When you suddenly lose a member of your family, you may want someone to blame. In fact, it is quite natural for people to look for someone to blame even in circumstances where no one individual is clearly at fault.
If there is someone that you can blame, it may be easier to grieve. It can also mean that your family can recoup the financial losses you suffered because of your tragic loss. When does Indiana state law allow you to file a wrongful death claim against the person or business that you blame for the death?
When there are signs of wrongful acts or omissions
Your situation needs to meet specific legal criteria for you to file a wrongful death lawsuit. Specifically, you need to have proof that the responsible party failed to do something or that they broke the law.

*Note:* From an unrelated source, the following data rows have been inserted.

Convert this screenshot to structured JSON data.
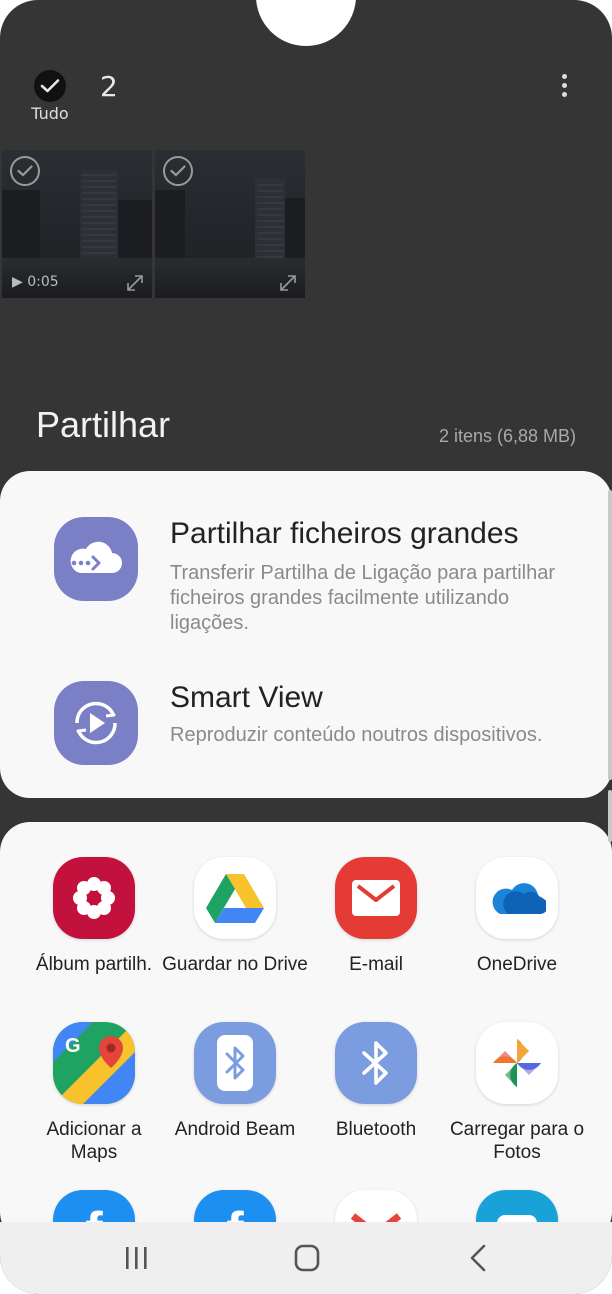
{
  "top_bar": {
    "select_all_label": "Tudo",
    "selected_count": "2"
  },
  "thumbnails": [
    {
      "duration": "0:05",
      "type": "video"
    },
    {
      "duration": "",
      "type": "image"
    }
  ],
  "share": {
    "title": "Partilhar",
    "summary": "2 itens (6,88 MB)"
  },
  "options": [
    {
      "title": "Partilhar ficheiros grandes",
      "description": "Transferir Partilha de Ligação para partilhar ficheiros grandes facilmente utilizando ligações.",
      "icon": "cloud-link-icon"
    },
    {
      "title": "Smart View",
      "description": "Reproduzir conteúdo noutros dispositivos.",
      "icon": "smart-view-icon"
    }
  ],
  "apps": [
    {
      "label": "Álbum partilh.",
      "icon": "flower-icon",
      "color": "#c2113c"
    },
    {
      "label": "Guardar no Drive",
      "icon": "google-drive-icon",
      "color": "#ffffff"
    },
    {
      "label": "E-mail",
      "icon": "envelope-icon",
      "color": "#e43c34"
    },
    {
      "label": "OneDrive",
      "icon": "onedrive-cloud-icon",
      "color": "#ffffff"
    },
    {
      "label": "Adicionar a Maps",
      "icon": "google-maps-icon",
      "color": "#ffffff"
    },
    {
      "label": "Android Beam",
      "icon": "android-beam-icon",
      "color": "#7b9cdf"
    },
    {
      "label": "Bluetooth",
      "icon": "bluetooth-icon",
      "color": "#7b9cdf"
    },
    {
      "label": "Carregar para o Fotos",
      "icon": "google-photos-icon",
      "color": "#ffffff"
    },
    {
      "label": "",
      "icon": "facebook-icon",
      "color": "#1d8ff0"
    },
    {
      "label": "",
      "icon": "facebook-icon",
      "color": "#1d8ff0"
    },
    {
      "label": "",
      "icon": "gmail-icon",
      "color": "#ffffff"
    },
    {
      "label": "",
      "icon": "message-icon",
      "color": "#19a2d8"
    }
  ],
  "colors": {
    "background": "#353535",
    "card": "#f8f8f8",
    "accent_purple": "#7b7fc6"
  }
}
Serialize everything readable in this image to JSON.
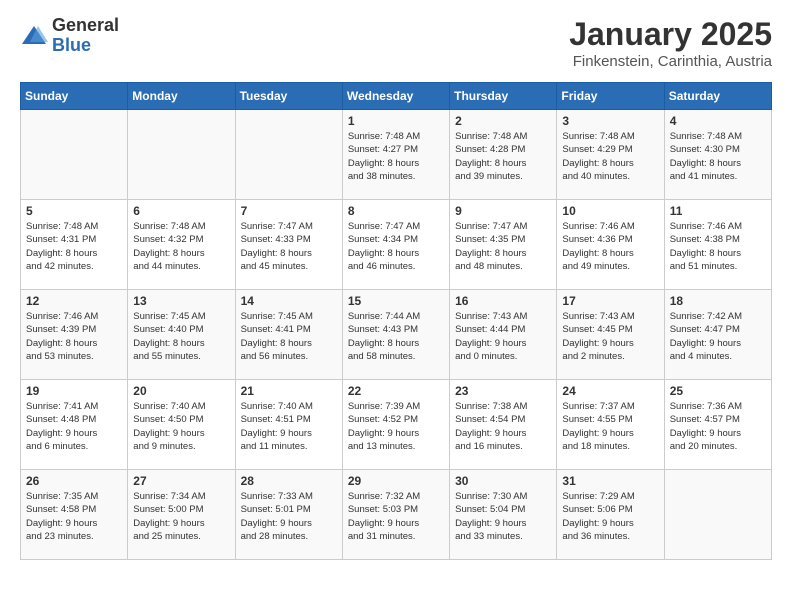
{
  "header": {
    "logo_general": "General",
    "logo_blue": "Blue",
    "title": "January 2025",
    "location": "Finkenstein, Carinthia, Austria"
  },
  "weekdays": [
    "Sunday",
    "Monday",
    "Tuesday",
    "Wednesday",
    "Thursday",
    "Friday",
    "Saturday"
  ],
  "weeks": [
    [
      {
        "day": "",
        "info": ""
      },
      {
        "day": "",
        "info": ""
      },
      {
        "day": "",
        "info": ""
      },
      {
        "day": "1",
        "info": "Sunrise: 7:48 AM\nSunset: 4:27 PM\nDaylight: 8 hours\nand 38 minutes."
      },
      {
        "day": "2",
        "info": "Sunrise: 7:48 AM\nSunset: 4:28 PM\nDaylight: 8 hours\nand 39 minutes."
      },
      {
        "day": "3",
        "info": "Sunrise: 7:48 AM\nSunset: 4:29 PM\nDaylight: 8 hours\nand 40 minutes."
      },
      {
        "day": "4",
        "info": "Sunrise: 7:48 AM\nSunset: 4:30 PM\nDaylight: 8 hours\nand 41 minutes."
      }
    ],
    [
      {
        "day": "5",
        "info": "Sunrise: 7:48 AM\nSunset: 4:31 PM\nDaylight: 8 hours\nand 42 minutes."
      },
      {
        "day": "6",
        "info": "Sunrise: 7:48 AM\nSunset: 4:32 PM\nDaylight: 8 hours\nand 44 minutes."
      },
      {
        "day": "7",
        "info": "Sunrise: 7:47 AM\nSunset: 4:33 PM\nDaylight: 8 hours\nand 45 minutes."
      },
      {
        "day": "8",
        "info": "Sunrise: 7:47 AM\nSunset: 4:34 PM\nDaylight: 8 hours\nand 46 minutes."
      },
      {
        "day": "9",
        "info": "Sunrise: 7:47 AM\nSunset: 4:35 PM\nDaylight: 8 hours\nand 48 minutes."
      },
      {
        "day": "10",
        "info": "Sunrise: 7:46 AM\nSunset: 4:36 PM\nDaylight: 8 hours\nand 49 minutes."
      },
      {
        "day": "11",
        "info": "Sunrise: 7:46 AM\nSunset: 4:38 PM\nDaylight: 8 hours\nand 51 minutes."
      }
    ],
    [
      {
        "day": "12",
        "info": "Sunrise: 7:46 AM\nSunset: 4:39 PM\nDaylight: 8 hours\nand 53 minutes."
      },
      {
        "day": "13",
        "info": "Sunrise: 7:45 AM\nSunset: 4:40 PM\nDaylight: 8 hours\nand 55 minutes."
      },
      {
        "day": "14",
        "info": "Sunrise: 7:45 AM\nSunset: 4:41 PM\nDaylight: 8 hours\nand 56 minutes."
      },
      {
        "day": "15",
        "info": "Sunrise: 7:44 AM\nSunset: 4:43 PM\nDaylight: 8 hours\nand 58 minutes."
      },
      {
        "day": "16",
        "info": "Sunrise: 7:43 AM\nSunset: 4:44 PM\nDaylight: 9 hours\nand 0 minutes."
      },
      {
        "day": "17",
        "info": "Sunrise: 7:43 AM\nSunset: 4:45 PM\nDaylight: 9 hours\nand 2 minutes."
      },
      {
        "day": "18",
        "info": "Sunrise: 7:42 AM\nSunset: 4:47 PM\nDaylight: 9 hours\nand 4 minutes."
      }
    ],
    [
      {
        "day": "19",
        "info": "Sunrise: 7:41 AM\nSunset: 4:48 PM\nDaylight: 9 hours\nand 6 minutes."
      },
      {
        "day": "20",
        "info": "Sunrise: 7:40 AM\nSunset: 4:50 PM\nDaylight: 9 hours\nand 9 minutes."
      },
      {
        "day": "21",
        "info": "Sunrise: 7:40 AM\nSunset: 4:51 PM\nDaylight: 9 hours\nand 11 minutes."
      },
      {
        "day": "22",
        "info": "Sunrise: 7:39 AM\nSunset: 4:52 PM\nDaylight: 9 hours\nand 13 minutes."
      },
      {
        "day": "23",
        "info": "Sunrise: 7:38 AM\nSunset: 4:54 PM\nDaylight: 9 hours\nand 16 minutes."
      },
      {
        "day": "24",
        "info": "Sunrise: 7:37 AM\nSunset: 4:55 PM\nDaylight: 9 hours\nand 18 minutes."
      },
      {
        "day": "25",
        "info": "Sunrise: 7:36 AM\nSunset: 4:57 PM\nDaylight: 9 hours\nand 20 minutes."
      }
    ],
    [
      {
        "day": "26",
        "info": "Sunrise: 7:35 AM\nSunset: 4:58 PM\nDaylight: 9 hours\nand 23 minutes."
      },
      {
        "day": "27",
        "info": "Sunrise: 7:34 AM\nSunset: 5:00 PM\nDaylight: 9 hours\nand 25 minutes."
      },
      {
        "day": "28",
        "info": "Sunrise: 7:33 AM\nSunset: 5:01 PM\nDaylight: 9 hours\nand 28 minutes."
      },
      {
        "day": "29",
        "info": "Sunrise: 7:32 AM\nSunset: 5:03 PM\nDaylight: 9 hours\nand 31 minutes."
      },
      {
        "day": "30",
        "info": "Sunrise: 7:30 AM\nSunset: 5:04 PM\nDaylight: 9 hours\nand 33 minutes."
      },
      {
        "day": "31",
        "info": "Sunrise: 7:29 AM\nSunset: 5:06 PM\nDaylight: 9 hours\nand 36 minutes."
      },
      {
        "day": "",
        "info": ""
      }
    ]
  ]
}
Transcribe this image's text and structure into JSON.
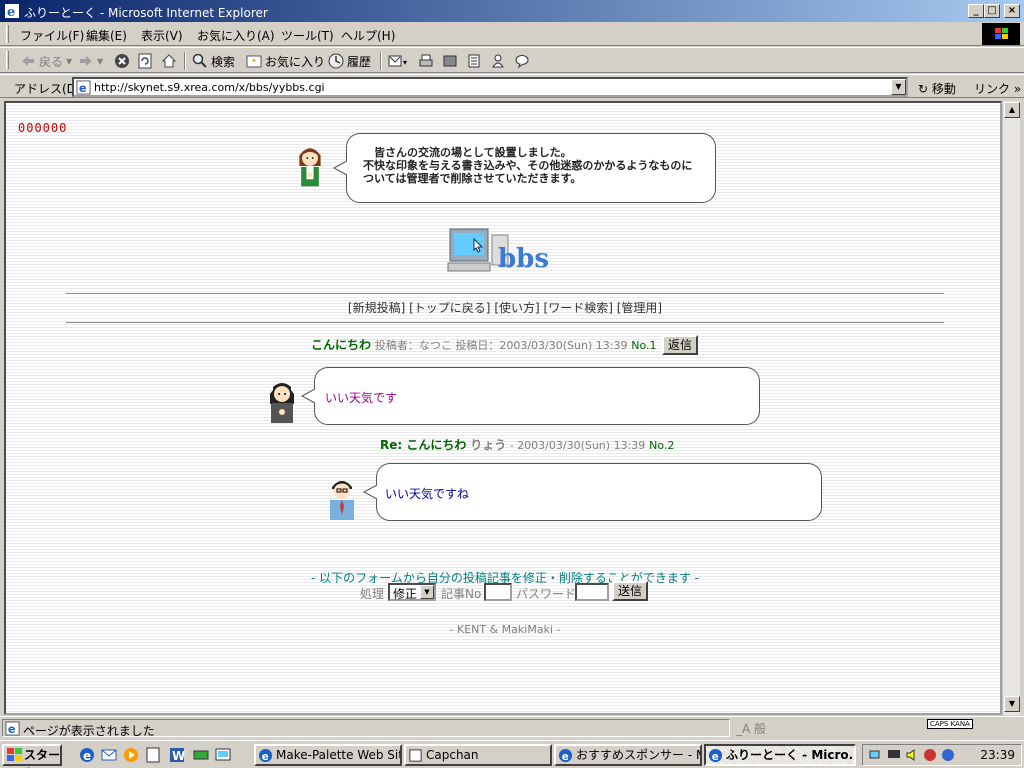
{
  "window": {
    "title": "ふりーとーく - Microsoft Internet Explorer",
    "minimize": "_",
    "maximize": "□",
    "close": "×"
  },
  "menu": [
    "ファイル(F)",
    "編集(E)",
    "表示(V)",
    "お気に入り(A)",
    "ツール(T)",
    "ヘルプ(H)"
  ],
  "toolbar": {
    "back": "戻る",
    "search": "検索",
    "favorites": "お気に入り",
    "history": "履歴"
  },
  "address": {
    "label": "アドレス(D)",
    "url": "http://skynet.s9.xrea.com/x/bbs/yybbs.cgi",
    "go": "移動",
    "links": "リンク »"
  },
  "page": {
    "counter": "000000",
    "welcome": "　皆さんの交流の場として設置しました。\n不快な印象を与える書き込みや、その他迷惑のかかるようなものについては管理者で削除させていただきます。",
    "logo_text": "bbs",
    "nav": [
      "[新規投稿]",
      "[トップに戻る]",
      "[使い方]",
      "[ワード検索]",
      "[管理用]"
    ],
    "posts": [
      {
        "subject": "こんにちわ",
        "meta_label_author": "投稿者：",
        "author": "なつこ",
        "meta_label_date": " 投稿日：",
        "date": "2003/03/30(Sun) 13:39",
        "no": "No.1",
        "reply_button": "返信",
        "message": "いい天気です",
        "message_color": "#990099"
      },
      {
        "subject": "Re: こんにちわ",
        "author": "りょう",
        "date": " - 2003/03/30(Sun) 13:39",
        "no": "No.2",
        "message": "いい天気ですね",
        "message_color": "#000099"
      }
    ],
    "form": {
      "title": "- 以下のフォームから自分の投稿記事を修正・削除することができます -",
      "action_label": "処理",
      "action_value": "修正",
      "article_label": "記事No",
      "password_label": "パスワード",
      "submit": "送信"
    },
    "footer": "- KENT & MakiMaki -"
  },
  "status": {
    "text": "ページが表示されました",
    "ime": "_A 般",
    "caps": "CAPS KANA"
  },
  "taskbar": {
    "start": "スタート",
    "tasks": [
      "Make-Palette Web Site...",
      "Capchan",
      "おすすめスポンサー - Mi...",
      "ふりーとーく - Micro..."
    ],
    "clock": "23:39"
  },
  "colors": {
    "subject": "#006600",
    "counter": "#cc0000",
    "form_title": "#008080"
  }
}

If someone else caused the death through wrongful acts or omissions, surviving family members can file a civil lawsuit.
In a drunk driving crash, for example, getting behind the wheel with a blood alcohol concentration over the legal limit is misconduct. Businesses could have responsibility for negligent facility maintenance, negligent security practices or illegal behavior by their employees.
Before the statute of limitations passes
Your right to civil compensation is not indefinite or permanent. It is temporary. With rare exceptions, you will only have two years from the date of the deceased person’s death to file the lawsuit. You can seek compensation for the value of their life, but not for grief and suffering. Understanding the rules that govern wrongful death claims can make it easier for your family to seek justice.